Introduction

Avascular necrosis (AVN) of the lunate, also known as Kienböck disease or lunate malacia, is a rare condition that mostly affects men aged between 20 and 40 years [1]. As the exact etiology, pathomechanisms, and natural progression of the disease remain unclear, the most appropriate treatment remains under debate [2,3,4]. Symptoms typically vary between patients. Detection from plain radiographs is not possible in the early stage [5], which can lead to delayed diagnosis. Consequently, fewer treatment options are available, and surgical procedures at this point may be limited to procedures, which restrict range of motion and hand performance [6, 7]. This can be particularly challenging for manual workers, who are also more susceptible to the disease [8].

According to the Lichtman classification, AVN of the lunate is categorized from radiographs into stages I–IV [9]. Stage I can only be diagnosed with MRI, while later stages are also visible in radiographs. It would be beneficial to develop a diagnostic tool to aid in earlier diagnosis and hopefully create a better understanding of the disease’s natural progression from a potentially asymptomatic condition to possible lunate collapse and symptomatic arthrosis. An accurate deep-learning (DL) model could be especially helpful as a screening tool to identify suspicious cases already in primary health care.

DL algorithms are rapidly becoming key instruments in medical imaging. In particular, significant advances of convolutional neural networks (CNN) in image classification and object detection have enabled new tools in medical diagnostics [10]. In many instances, such tools have already achieved a human-level accuracy in detecting abnormalities from both radiographs and photographs [11,12,13].

This study aimed to determine if our DL algorithm can recognize AVN of the lunate from wrist radiographs and compare the results to those obtained from clinical experts.

Patients and Methods

Patients with AVN of the lunate and control patients were identified from the Helsinki University Central Hospital database between 2003 and 2020 with International Classification of Diseases (10th revision, ICD-10) codes M93.1, M25.5, and M67.4. Figure 1 shows the data collection procedure and exclusion criteria. For controls, patients with diagnosis of joint pain (M25.5) or ganglion (M67.4) and available magnetic resonance imaging (MRI) of the wrist were identified. Altogether, 127 AVN patients and 881 controls were evaluated. All MRIs were assessed by radiologists. A hand surgery resident (K.W) and a hand surgeon (T.A) also examined all medical reports, MRIs, and radiologist reports for AVN to confirm diagnosis and for controls to confirm normal vasculature of the lunate.

Fig. 1
figure 1

Data collection flowchart. PA, postero-anterior; MRI, magnetic resonance imaging; M93.1, M25.5, M67.4, diagnosis codes from International Classification of Diseases, ICD-10

Patients with mild ulnar impaction syndrome and postoperative AVN patient radiographs with no hardware on top of the lunate were included in the study. For controls, radiographs taken before or within a year after clean MRI were included to minimize the risk of the patient potentially having abnormalities in the lunate vasculature and thus affecting DL model training. For the AVN cohort, all radiographs were assessed and categorized into stages I–IV according to the Lichtman classification [9]. Unclear cases (diagnosis or staging) were assessed in conjunction with three hand surgeons and one musculoskeletal radiologist. Radiographs from symptomatic patients were considered as stage I when taken at most 1 year before confirmed AVN of the lunate diagnosis in the MRI. A total of 116 AVN cohort patients with 319 postero-anterior wrist radiographs and 683 control cohort patients with 1228 control postero-anterior wrist radiographs were included in the study.

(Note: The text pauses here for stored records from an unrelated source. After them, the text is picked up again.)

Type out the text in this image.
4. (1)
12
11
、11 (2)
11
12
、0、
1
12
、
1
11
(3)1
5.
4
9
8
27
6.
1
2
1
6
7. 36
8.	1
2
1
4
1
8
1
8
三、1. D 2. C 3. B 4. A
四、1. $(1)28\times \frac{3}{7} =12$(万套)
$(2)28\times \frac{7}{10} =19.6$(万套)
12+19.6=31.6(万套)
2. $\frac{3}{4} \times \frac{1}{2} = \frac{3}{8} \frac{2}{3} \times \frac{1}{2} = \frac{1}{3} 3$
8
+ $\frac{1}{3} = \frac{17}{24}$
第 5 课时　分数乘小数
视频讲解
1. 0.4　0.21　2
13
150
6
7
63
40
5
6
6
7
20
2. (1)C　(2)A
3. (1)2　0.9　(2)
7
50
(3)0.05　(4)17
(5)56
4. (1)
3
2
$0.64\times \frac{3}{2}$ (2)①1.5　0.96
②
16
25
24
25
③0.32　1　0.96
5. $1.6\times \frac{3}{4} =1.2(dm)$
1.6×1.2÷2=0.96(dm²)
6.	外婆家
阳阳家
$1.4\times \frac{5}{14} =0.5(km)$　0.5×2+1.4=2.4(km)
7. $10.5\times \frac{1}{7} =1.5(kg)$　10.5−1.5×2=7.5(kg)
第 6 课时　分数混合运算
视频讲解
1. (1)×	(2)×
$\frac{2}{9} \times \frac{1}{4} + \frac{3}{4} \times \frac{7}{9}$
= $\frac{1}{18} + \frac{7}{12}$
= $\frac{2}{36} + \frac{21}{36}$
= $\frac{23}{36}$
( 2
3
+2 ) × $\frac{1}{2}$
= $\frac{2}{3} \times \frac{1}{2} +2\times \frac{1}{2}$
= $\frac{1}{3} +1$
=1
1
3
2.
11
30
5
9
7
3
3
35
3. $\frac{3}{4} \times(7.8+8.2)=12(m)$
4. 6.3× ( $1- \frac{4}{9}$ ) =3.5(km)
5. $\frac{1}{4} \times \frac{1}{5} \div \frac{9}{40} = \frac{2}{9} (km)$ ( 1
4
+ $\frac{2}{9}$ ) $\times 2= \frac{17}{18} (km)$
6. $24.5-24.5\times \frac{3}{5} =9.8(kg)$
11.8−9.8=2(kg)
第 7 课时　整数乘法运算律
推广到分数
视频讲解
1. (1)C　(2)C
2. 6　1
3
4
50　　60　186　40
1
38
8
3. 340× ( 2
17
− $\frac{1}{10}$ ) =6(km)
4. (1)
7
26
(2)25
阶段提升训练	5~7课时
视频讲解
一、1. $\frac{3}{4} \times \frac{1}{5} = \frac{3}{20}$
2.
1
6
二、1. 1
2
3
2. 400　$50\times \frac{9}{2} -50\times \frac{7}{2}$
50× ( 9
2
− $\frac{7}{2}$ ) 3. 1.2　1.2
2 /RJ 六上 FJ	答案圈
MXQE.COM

A data analyst subsequently pseudonymized the radiographs and converted the image format from DICOM to PNG. A test set (10% of radiographs) was separated to validate the developed DL model. It was confirmed by the file name that all the radiographs from the same patient were either in the training or the test set. The test set included radiographs from 13 AVN patients and from 78 control patients. Table 1 shows the number and distribution of different stages according to Lichtman classification in both the training and the test set groups. Altogether, 82 (28%) AVN cohort and 290 (26%) control radiographs lacked pixel size, and these were extrapolated from the average number of the known ones.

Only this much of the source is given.